Elvis operator in Spring Expression Language (SpEL)

Question

6.5.14 The Elvis Operator

I'm seeing some trange behaviour using the elvis operator in SpEL. If I don't surround the elvis expression in brackets "()" then the result of the elvis operator is returned and the rest of the expression is ignored. Sample Code showing the behaviour below:

    HashMap<String, String> facts = new HashMap<String, String>();
    facts.put("flag", "flagvalue");
    String expressionString;
    Expression expression;
    Object expressionResult;

    expressionString = "[flag]?:'' matches '(?i)flagvalue'";
    expression = new SpelExpressionParser().parseExpression(expressionString);
    expressionResult = expression.getValue(facts);
    System.out.println("Unexpected Result:" + expressionResult);

    expressionString = "([flag]?:'') matches '(?i)flagvalue'";
    expression = new SpelExpressionParser().parseExpression(expressionString);
    expressionResult = expression.getValue(facts);
    System.out.println("Expected Result:" + expressionResult);

Output:

    Unexpected Result:flagvalue
    Expected Result:true

The strange part is when the value is not in the hashmap (i.e comment the facts.put line) the elvis operator appears to work fine and both expressions return false as expected.

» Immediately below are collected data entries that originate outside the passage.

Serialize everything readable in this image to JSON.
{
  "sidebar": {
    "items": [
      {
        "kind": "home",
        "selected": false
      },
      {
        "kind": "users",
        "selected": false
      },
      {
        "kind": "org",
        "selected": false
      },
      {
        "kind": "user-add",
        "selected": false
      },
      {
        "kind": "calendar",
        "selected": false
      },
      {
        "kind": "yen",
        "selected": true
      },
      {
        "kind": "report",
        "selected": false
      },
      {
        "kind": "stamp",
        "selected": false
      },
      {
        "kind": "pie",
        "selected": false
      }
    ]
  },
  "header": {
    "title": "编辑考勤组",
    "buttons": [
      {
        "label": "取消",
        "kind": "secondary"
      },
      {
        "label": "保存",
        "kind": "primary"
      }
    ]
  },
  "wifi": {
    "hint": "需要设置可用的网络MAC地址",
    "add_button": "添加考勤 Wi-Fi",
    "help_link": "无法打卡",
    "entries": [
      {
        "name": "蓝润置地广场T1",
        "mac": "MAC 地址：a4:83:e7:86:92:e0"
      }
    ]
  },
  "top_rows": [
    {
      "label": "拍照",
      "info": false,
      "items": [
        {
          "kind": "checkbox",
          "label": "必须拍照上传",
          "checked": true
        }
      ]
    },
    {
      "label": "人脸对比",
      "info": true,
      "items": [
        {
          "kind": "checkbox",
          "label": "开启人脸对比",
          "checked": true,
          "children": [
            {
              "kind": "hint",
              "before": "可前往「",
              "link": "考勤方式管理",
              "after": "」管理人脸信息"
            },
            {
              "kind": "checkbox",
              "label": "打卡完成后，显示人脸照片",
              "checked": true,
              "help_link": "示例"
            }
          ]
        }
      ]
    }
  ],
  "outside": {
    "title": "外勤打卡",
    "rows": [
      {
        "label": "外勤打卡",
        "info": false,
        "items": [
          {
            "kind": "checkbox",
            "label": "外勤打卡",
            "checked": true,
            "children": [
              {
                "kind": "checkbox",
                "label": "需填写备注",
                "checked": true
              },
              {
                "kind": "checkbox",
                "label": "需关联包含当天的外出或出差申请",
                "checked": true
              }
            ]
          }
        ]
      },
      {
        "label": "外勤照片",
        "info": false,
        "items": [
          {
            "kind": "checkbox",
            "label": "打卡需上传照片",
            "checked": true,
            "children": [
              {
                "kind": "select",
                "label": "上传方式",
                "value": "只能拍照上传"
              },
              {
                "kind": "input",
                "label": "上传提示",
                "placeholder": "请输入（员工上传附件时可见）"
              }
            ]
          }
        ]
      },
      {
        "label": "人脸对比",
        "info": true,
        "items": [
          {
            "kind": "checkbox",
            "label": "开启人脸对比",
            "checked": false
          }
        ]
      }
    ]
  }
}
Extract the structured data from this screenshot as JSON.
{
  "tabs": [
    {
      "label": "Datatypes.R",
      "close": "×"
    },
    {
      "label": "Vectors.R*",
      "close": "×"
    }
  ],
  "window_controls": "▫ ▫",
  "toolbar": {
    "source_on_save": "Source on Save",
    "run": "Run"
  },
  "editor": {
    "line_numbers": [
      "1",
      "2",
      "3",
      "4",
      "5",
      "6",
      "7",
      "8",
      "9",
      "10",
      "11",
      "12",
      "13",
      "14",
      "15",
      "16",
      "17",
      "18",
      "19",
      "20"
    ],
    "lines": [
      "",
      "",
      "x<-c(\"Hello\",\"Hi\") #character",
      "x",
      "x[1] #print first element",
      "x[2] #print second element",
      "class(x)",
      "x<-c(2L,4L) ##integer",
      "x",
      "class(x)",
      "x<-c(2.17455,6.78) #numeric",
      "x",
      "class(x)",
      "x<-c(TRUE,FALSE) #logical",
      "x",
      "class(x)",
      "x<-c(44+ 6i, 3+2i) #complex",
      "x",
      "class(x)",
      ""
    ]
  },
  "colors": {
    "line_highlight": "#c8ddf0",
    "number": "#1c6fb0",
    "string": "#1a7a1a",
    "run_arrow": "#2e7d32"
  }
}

(using spring-framework-3.0.5)

Answer 1

I think you need to expand your example to the Java expression to understand the difference, which would look like this:

System.out.println(facts.containsKey("flag") ? facts.get("flag") : "".matches("(?i)flagvalue"))
System.out.println((facts.containsKey("flag") ? facts.get("flag") : "").matches("(?i)flagvalue"))

which prints

flagvalue
true

I haven't had a look inside the implementation, but I guess the '' matches '(?i)flagvalue' will be evaluated at first, because matches is a nested operator in the view of an expression tree.

Hope this helps.